HEY HEY 16K, Need To Know, Thursday (Big K) — Nokia, through the Symbian Foundation, has made the code for the Symbian smartphone OS open source, putting several aging geeks in raptures of delight.
“The Symbian OS will delight those of us who fondly remember EPOC on the Psion NetBook,” said Larry Berkin, Symbian’s head of global alliances. “God, that was an OS. Best PDA ever. Finest of British engineering. Sixteen whole kilobytes! You could run a truck over them. I bet an open source Symbian OS will let you run a truck over your phone.”
The Foundation hopes to pit Symbian against Windows Mobile. “There’s no way it can compete against our superior features, like WAP browsing, infrared connect to your laptop and, of course, the serial port.” It also hopes to set the stage for a march on the USA. “The Americans will fall before our superior engineering!
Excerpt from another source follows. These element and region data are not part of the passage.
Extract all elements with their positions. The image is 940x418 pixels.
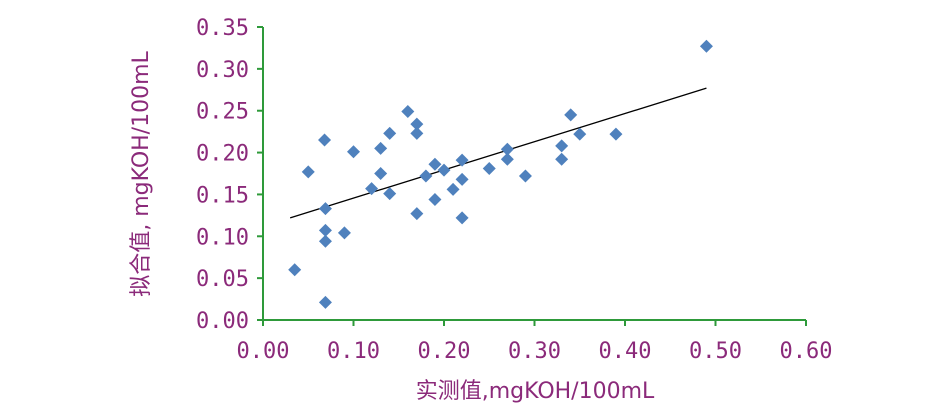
data-point: [318, 234, 332, 248]
trendline-group: [289, 87, 707, 219]
data-point: [573, 127, 587, 141]
y-tick-label: 0.35: [196, 16, 249, 41]
x-tick-label: 0.50: [689, 339, 742, 364]
y-axis-title: 拟合值, mgKOH/100mL: [129, 50, 154, 296]
data-point: [318, 223, 332, 237]
data-point: [446, 182, 460, 196]
data-point: [383, 187, 397, 201]
data-point: [318, 295, 332, 309]
data-point: [383, 126, 397, 140]
data-point: [482, 161, 496, 175]
y-tick-label: 0.25: [196, 100, 249, 125]
data-point: [518, 169, 532, 183]
data-point: [419, 169, 433, 183]
data-point: [374, 141, 388, 155]
data-point: [500, 142, 514, 156]
data-point: [410, 126, 424, 140]
data-point: [555, 152, 569, 166]
data-point: [365, 182, 379, 196]
data-point: [699, 39, 713, 53]
data-point: [318, 133, 332, 147]
data-point: [401, 105, 415, 119]
data-point: [410, 207, 424, 221]
x-tick-label: 0.20: [418, 339, 471, 364]
y-tick-label: 0.05: [196, 267, 249, 292]
y-axis-ticks: 0.00 0.05 0.10 0.15 0.20 0.25 0.30 0.35: [196, 16, 263, 334]
x-tick-label: 0.10: [327, 339, 380, 364]
data-point: [500, 152, 514, 166]
trendline: [289, 87, 707, 219]
y-tick-label: 0.00: [196, 309, 249, 334]
x-tick-label: 0.40: [599, 339, 652, 364]
x-axis-ticks: 0.00 0.10 0.20 0.30 0.40 0.50 0.60: [237, 320, 833, 364]
data-point: [555, 139, 569, 153]
data-point: [301, 165, 315, 179]
x-tick-label: 0.60: [780, 339, 833, 364]
data-point: [318, 202, 332, 216]
y-tick-label: 0.20: [196, 142, 249, 167]
data-point: [455, 211, 469, 225]
data-point: [347, 145, 360, 159]
data-point: [337, 226, 351, 240]
data-points: [288, 39, 713, 309]
data-point: [564, 108, 578, 122]
data-point: [374, 167, 388, 180]
data-point: [428, 157, 442, 171]
data-point: [437, 163, 451, 177]
data-point: [288, 263, 302, 277]
x-axis-title: 实测值,mgKOH/100mL: [416, 379, 655, 404]
y-tick-label: 0.15: [196, 183, 249, 208]
y-tick-label: 0.30: [196, 58, 249, 83]
data-point: [428, 192, 442, 206]
x-tick-label: 0.00: [237, 339, 290, 364]
data-point: [609, 127, 623, 141]
data-point: [455, 172, 469, 186]
axes: [262, 27, 806, 321]
data-point: [455, 153, 469, 167]
data-point: [410, 117, 424, 131]
y-tick-label: 0.10: [196, 225, 249, 250]
x-tick-label: 0.30: [508, 339, 561, 364]
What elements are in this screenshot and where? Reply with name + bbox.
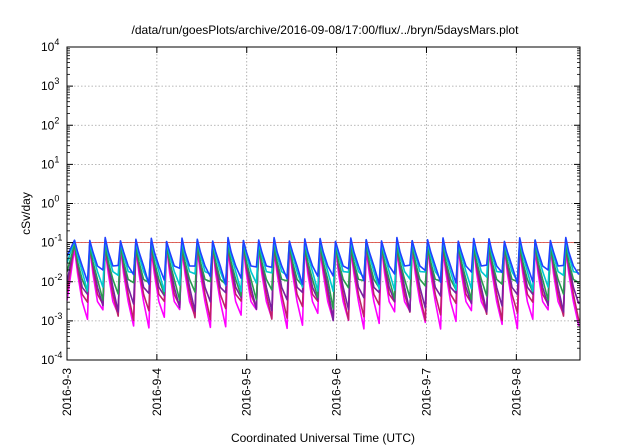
- series-line: [67, 236, 580, 286]
- series-line: [67, 245, 580, 330]
- series-line: [67, 238, 579, 293]
- y-tick-label: 104: [41, 37, 59, 54]
- y-axis-ticks: 10-4 10-3 10-2 10-1 100 101 102 103 104: [41, 37, 580, 367]
- plot-frame: [66, 46, 581, 361]
- x-tick-label: 2016-9-4: [150, 368, 164, 416]
- y-tick-label: 10-1: [41, 233, 62, 250]
- y-tick-label: 100: [41, 194, 59, 211]
- series-group: [67, 236, 580, 330]
- x-tick-label: 2016-9-3: [60, 368, 74, 416]
- y-tick-label: 10-4: [41, 350, 62, 367]
- x-tick-label: 2016-9-8: [509, 368, 523, 416]
- x-tick-label: 2016-9-6: [330, 368, 344, 416]
- series-line: [67, 243, 580, 310]
- y-tick-label: 102: [41, 115, 59, 132]
- x-tick-label: 2016-9-5: [240, 368, 254, 416]
- x-axis-ticks: 2016-9-3 2016-9-4 2016-9-5 2016-9-6 2016-9-7…: [60, 47, 523, 416]
- y-tick-label: 10-3: [41, 311, 62, 328]
- y-tick-label: 10-2: [41, 272, 62, 289]
- y-tick-label: 101: [41, 154, 59, 171]
- y-tick-label: 103: [41, 76, 59, 93]
- y-axis-label: cSv/day: [19, 192, 33, 235]
- x-axis-label: Coordinated Universal Time (UTC): [231, 431, 415, 445]
- chart-title: /data/run/goesPlots/archive/2016-09-08/1…: [132, 23, 520, 37]
- x-tick-label: 2016-9-7: [419, 368, 433, 416]
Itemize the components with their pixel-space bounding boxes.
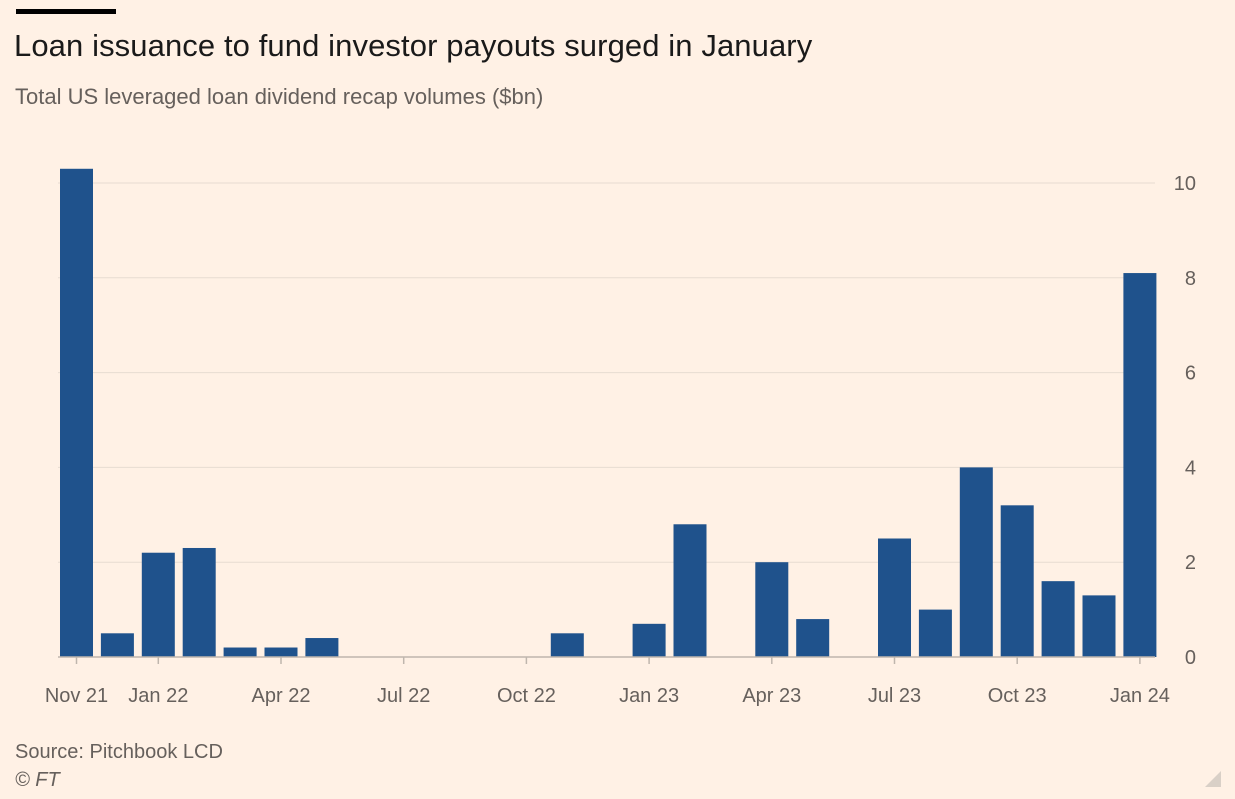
x-tick-label: Jul 23 — [868, 685, 921, 707]
x-tick-label: Jan 22 — [128, 685, 188, 707]
x-tick-label: Jan 24 — [1110, 685, 1170, 707]
bar — [264, 647, 298, 657]
copyright-note: © FT — [15, 769, 60, 791]
x-tick-label: Oct 22 — [497, 685, 556, 707]
y-tick-label: 4 — [1185, 457, 1196, 479]
x-axis-labels: Nov 21 Jan 22 Apr 22 Jul 22 Oct 22 Jan 23 Apr … — [45, 685, 1170, 707]
bar — [1041, 581, 1075, 657]
bar — [305, 638, 339, 657]
x-axis — [58, 656, 1155, 664]
bar — [1082, 595, 1116, 657]
bar — [1123, 273, 1157, 657]
bar — [755, 562, 789, 657]
x-tick-label: Jan 23 — [619, 685, 679, 707]
bar — [141, 552, 175, 657]
y-tick-label: 2 — [1185, 552, 1196, 574]
chart-title: Loan issuance to fund investor payouts s… — [14, 28, 813, 63]
x-tick-label: Apr 23 — [742, 685, 801, 707]
x-tick-label: Oct 23 — [988, 685, 1047, 707]
bar — [959, 467, 993, 657]
bar — [632, 623, 666, 657]
y-tick-label: 8 — [1185, 268, 1196, 290]
resize-grip-icon — [1205, 771, 1221, 787]
source-note: Source: Pitchbook LCD — [15, 741, 223, 763]
bar — [673, 524, 707, 657]
top-accent-rule — [16, 9, 116, 14]
y-tick-label: 6 — [1185, 363, 1196, 385]
y-tick-label: 0 — [1185, 647, 1196, 669]
bar — [796, 619, 830, 657]
x-tick-label: Jul 22 — [377, 685, 430, 707]
bar — [550, 633, 584, 657]
bar — [878, 538, 911, 657]
bar-chart: 0 2 4 6 8 10 Nov 21 Jan 22 Apr 22 Jul 22 Oct 22 Ja… — [45, 168, 1196, 707]
bar — [60, 168, 93, 657]
bars — [60, 168, 1157, 657]
y-axis-labels: 0 2 4 6 8 10 — [1174, 173, 1196, 669]
x-tick-label: Nov 21 — [45, 685, 108, 707]
x-tick-label: Apr 22 — [252, 685, 311, 707]
bar — [918, 609, 952, 657]
bar — [223, 647, 257, 657]
y-tick-label: 10 — [1174, 173, 1196, 195]
bar — [182, 547, 216, 657]
bar — [1000, 505, 1034, 657]
bar — [100, 633, 134, 657]
chart-subtitle: Total US leveraged loan dividend recap v… — [15, 84, 544, 109]
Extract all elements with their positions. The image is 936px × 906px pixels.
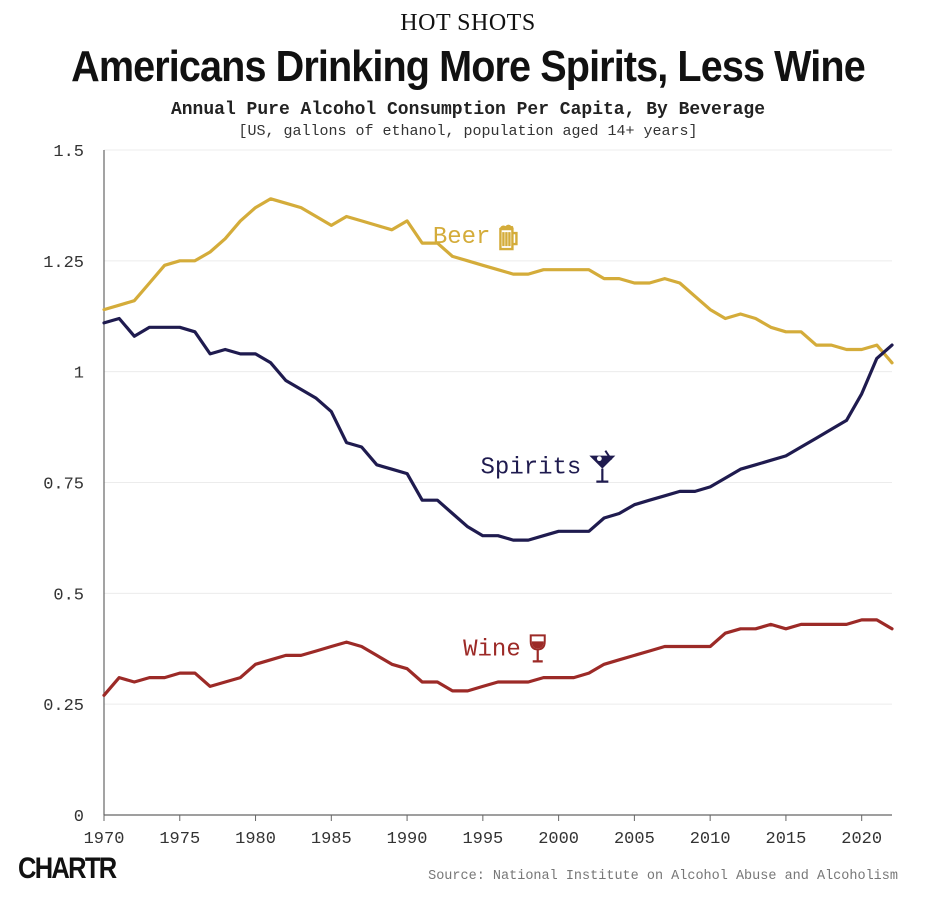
x-tick-label: 1985 (311, 830, 352, 849)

Psion worked on the ZX81, you know.”
There are currently about 330 million Symbian devices in the world, at least fifteen of whose owners can actually use the web browser without wanting to throw the phone through a window and just get an iPhone. “Just think,” said Berkin, “now anyone can improve their phone! Well, they could if Nokia made phones the user could flash. But still!”
The Foundation issued a press release about how the open-sourcing of Symbian was welcomed by free software advocates and other aging hippies. “Developers everywhere will want to study Symbian,” said Eben Moglen, “to hack on it, and to write applications for it. This could be even bigger than the Amiga.”